Bir grup kariyer yolunda ilerleyen yeni mezun, eski
üniversitelerindeki profesörlerini ziyaret için bir araya gelirler.
Sohbet, sonunda “işin ve hayatın stresinden şikâyete” döner.
Misafirlerine çay ikram etmek isteyen profesör mutfağa gider ve yanında
büyük bir termos içinde çay ve porselen, plastik, cam, kristal olmak
üzere değişik tarzda ve ucuz görünenden, pahalı ve hatta çok özel
olanlarına kadar değişik çay bardakları ile gelir.
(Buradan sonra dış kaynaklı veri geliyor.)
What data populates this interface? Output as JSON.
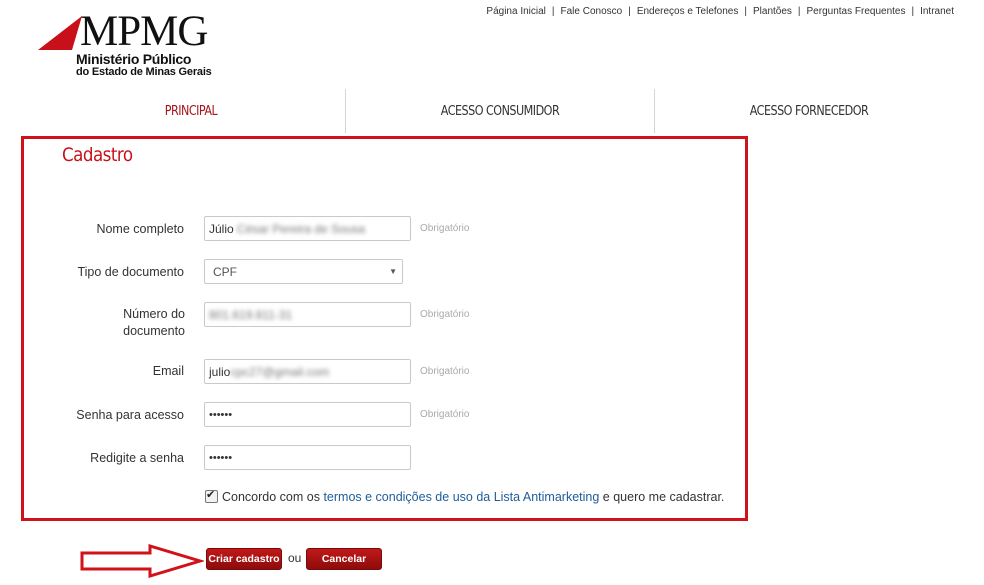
{
  "logo": {
    "acronym": "MPMG",
    "line1": "Ministério Público",
    "line2": "do Estado de Minas Gerais",
    "brand_color": "#c8101a"
  },
  "top_links": [
    "Página Inicial",
    "Fale Conosco",
    "Endereços e Telefones",
    "Plantões",
    "Perguntas Frequentes",
    "Intranet"
  ],
  "nav": {
    "tabs": [
      "PRINCIPAL",
      "ACESSO CONSUMIDOR",
      "ACESSO FORNECEDOR"
    ],
    "active": "PRINCIPAL"
  },
  "form": {
    "title": "Cadastro",
    "required_text": "Obrigatório",
    "fields": {
      "nome": {
        "label": "Nome completo",
        "value_visible": "Júlio",
        "value_blurred": "César Pereira de Sousa"
      },
      "tipo": {
        "label": "Tipo de documento",
        "value": "CPF"
      },
      "numero": {
        "label_line1": "Número do",
        "label_line2": "documento",
        "value_blurred": "801.619.811-31"
      },
      "email": {
        "label": "Email",
        "value_visible": "julio",
        "value_blurred": "cpc27@gmail.com"
      },
      "senha": {
        "label": "Senha para acesso",
        "value": "••••••"
      },
      "resenha": {
        "label": "Redigite a senha",
        "value": "••••••"
      }
    },
    "agree": {
      "checked": true,
      "prefix": "Concordo com os",
      "link": "termos e condições de uso da Lista Antimarketing",
      "suffix": "e quero me cadastrar."
    }
  },
  "actions": {
    "create": "Criar cadastro",
    "or": "ou",
    "cancel": "Cancelar"
  },
  "colors": {
    "highlight_border": "#d0121b",
    "button": "#a81212",
    "link": "#1f5c99"
  }
}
Herkes bir bardak
seçince, profesör şöyle söyler :
“Fark
ettiyseniz, tüm pahalı görünen bardaklar alındı ve geriye ucuz
görünümlü, sade bardaklar kaldı. Kendiniz için en iyi olanı istemeniz
normal olsa da, bu sizin stresinizin ve problemlerinizin kaynağı
aslında. Emin olun ki, bardağın kendisi çayın kalitesine hiç bir şey
katmaz. Çoğu zaman, sadece daha pahalıdır ve hatta bazı durumlarda da
içtiğimizi saklar. Hepinizin aslında istediğiniz çaydı, bardak değil,
ama bilinçli olarak en iyi bardaklara yöneldiniz ve sonra birbirinizin
bardağına bakmaya başladınız. Şunu bir düşünün:
Hayat
çaydır. İş, para ve toplumdaki konumunuz da bardaklar. Onlar hayatı
tutmak için sadece araçlardır ve seçtiğimiz bardak yaşadığımız hayatın
kalitesini belirlemediği gibi değiştirmez de. Bazen sadece bardağa
odaklanarak Tanrının sunduğu çayın tadını çıkarmayı unuturuz. Lütfen,
Çay'a odaklanın, çayınızın kokusuna, tadına, ısısına .....yani çayı
(hayatı) farkındalıkla yudumlayın ! Yoksa içtim (sağa sola bakarken) bir
şey anlamadım dersiniz... En mutlu insanlar her şeyin en iyisine sahip
değildirler. Sadece her şeyin en iyi şekilde tadını çıkartırlar.”
ve ayrıca..
"Çayın olduğu yerde umut vardır." (Sir Arthur Pinero)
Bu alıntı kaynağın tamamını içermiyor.